Dolores Huerta organizes marchers in California in 1969.

December 10 is Jane Addams Day, a day to honor all that Jane Addams did during her life to help other people. It is also a day to honor others who carried on her work. Dolores Huerta was the co-founder of the United Farm Workers Association. And she has fought for the rights of workers as well as for Hispanic civil rights for her entire life.

Huerta was born in 1930 in New Mexico; but, when her parents divorced, she moved with her mother and brothers to California. Her mother worked as a waitress and a cannery worker until she had saved enough money to buy a small hotel and a restaurant. Huerta was inspired by her mother’s compassionate treatment of her workers and her activism in the community.

Huerta became a teacher in the 1950s, but she saw a lot of farm children coming to school hungry. She thought she could do more to help them by organizing farmers and farm workers. A friend introduced her to Cesar Chavez, a man who also wanted to fight for the rights of farm workers. Together, they organized a strike of 5,000 grape workers.
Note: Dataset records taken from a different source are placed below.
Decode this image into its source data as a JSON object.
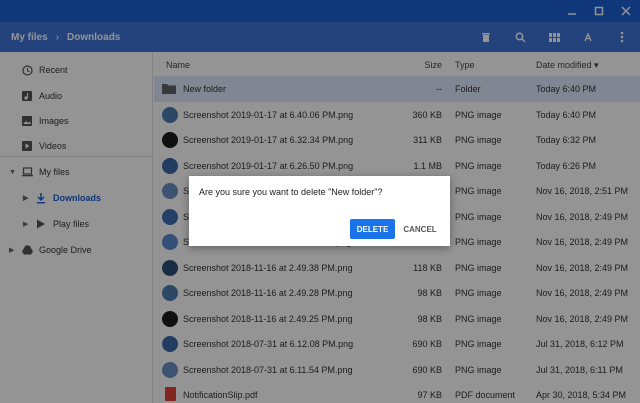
{
  "breadcrumb": {
    "root": "My files",
    "current": "Downloads"
  },
  "toolbar_icons": [
    "delete-icon",
    "search-icon",
    "grid-view-icon",
    "sort-icon",
    "more-vert-icon"
  ],
  "sidebar": {
    "recent": "Recent",
    "audio": "Audio",
    "images": "Images",
    "videos": "Videos",
    "my_files": "My files",
    "downloads": "Downloads",
    "play_files": "Play files",
    "google_drive": "Google Drive"
  },
  "headers": {
    "name": "Name",
    "size": "Size",
    "type": "Type",
    "date": "Date modified"
  },
  "files": [
    {
      "name": "New folder",
      "size": "--",
      "type": "Folder",
      "date": "Today 6:40 PM",
      "icon": "folder-icon"
    },
    {
      "name": "Screenshot 2019-01-17 at 6.40.06 PM.png",
      "size": "360 KB",
      "type": "PNG image",
      "date": "Today 6:40 PM",
      "icon": "image-thumb"
    },
    {
      "name": "Screenshot 2019-01-17 at 6.32.34 PM.png",
      "size": "311 KB",
      "type": "PNG image",
      "date": "Today 6:32 PM",
      "icon": "image-thumb"
    },
    {
      "name": "Screenshot 2019-01-17 at 6.26.50 PM.png",
      "size": "1.1 MB",
      "type": "PNG image",
      "date": "Today 6:26 PM",
      "icon": "image-thumb"
    },
    {
      "name": "Screenshot 2018-11-16 at 2.51.xx PM.png",
      "size": "",
      "type": "PNG image",
      "date": "Nov 16, 2018, 2:51 PM",
      "icon": "image-thumb"
    },
    {
      "name": "Screenshot 2018-11-16 at 2.49.xx PM.png",
      "size": "",
      "type": "PNG image",
      "date": "Nov 16, 2018, 2:49 PM",
      "icon": "image-thumb"
    },
    {
      "name": "Screenshot 2018-11-16 at 2.49.xx PM.png",
      "size": "",
      "type": "PNG image",
      "date": "Nov 16, 2018, 2:49 PM",
      "icon": "image-thumb"
    },
    {
      "name": "Screenshot 2018-11-16 at 2.49.38 PM.png",
      "size": "118 KB",
      "type": "PNG image",
      "date": "Nov 16, 2018, 2:49 PM",
      "icon": "image-thumb"
    },
    {
      "name": "Screenshot 2018-11-16 at 2.49.28 PM.png",
      "size": "98 KB",
      "type": "PNG image",
      "date": "Nov 16, 2018, 2:49 PM",
      "icon": "image-thumb"
    },
    {
      "name": "Screenshot 2018-11-16 at 2.49.25 PM.png",
      "size": "98 KB",
      "type": "PNG image",
      "date": "Nov 16, 2018, 2:49 PM",
      "icon": "image-thumb"
    },
    {
      "name": "Screenshot 2018-07-31 at 6.12.08 PM.png",
      "size": "690 KB",
      "type": "PNG image",
      "date": "Jul 31, 2018, 6:12 PM",
      "icon": "image-thumb"
    },
    {
      "name": "Screenshot 2018-07-31 at 6.11.54 PM.png",
      "size": "690 KB",
      "type": "PNG image",
      "date": "Jul 31, 2018, 6:11 PM",
      "icon": "image-thumb"
    },
    {
      "name": "NotificationSlip.pdf",
      "size": "97 KB",
      "type": "PDF document",
      "date": "Apr 30, 2018, 5:34 PM",
      "icon": "pdf-icon"
    }
  ],
  "dialog": {
    "message": "Are you sure you want to delete \"New folder\"?",
    "delete_label": "DELETE",
    "cancel_label": "CANCEL"
  },
  "colors": {
    "titlebar": "#1a5fd3",
    "toolbar": "#3f74d6",
    "accent": "#1a73e8"
  }
}
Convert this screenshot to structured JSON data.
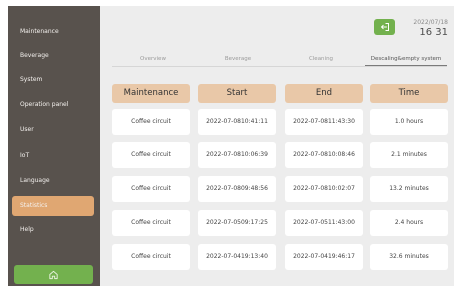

The strike resulted in a contract for better pay and working conditions for the workers.

Huerta continued to work with farm workers. She helped them get better pay and benefits, and she fought for safer working conditions, including eliminating harmful pesticides from farms. Later in her life, Huerta helped get more Latinos and women elected to political officer. Huerta has received many honors for her work, including the President Medal of Freedom in 2012.

What Do You Think? What inspired Dolores Huerta to help farm workers? If you could help anyone in the world, who would you help? Why?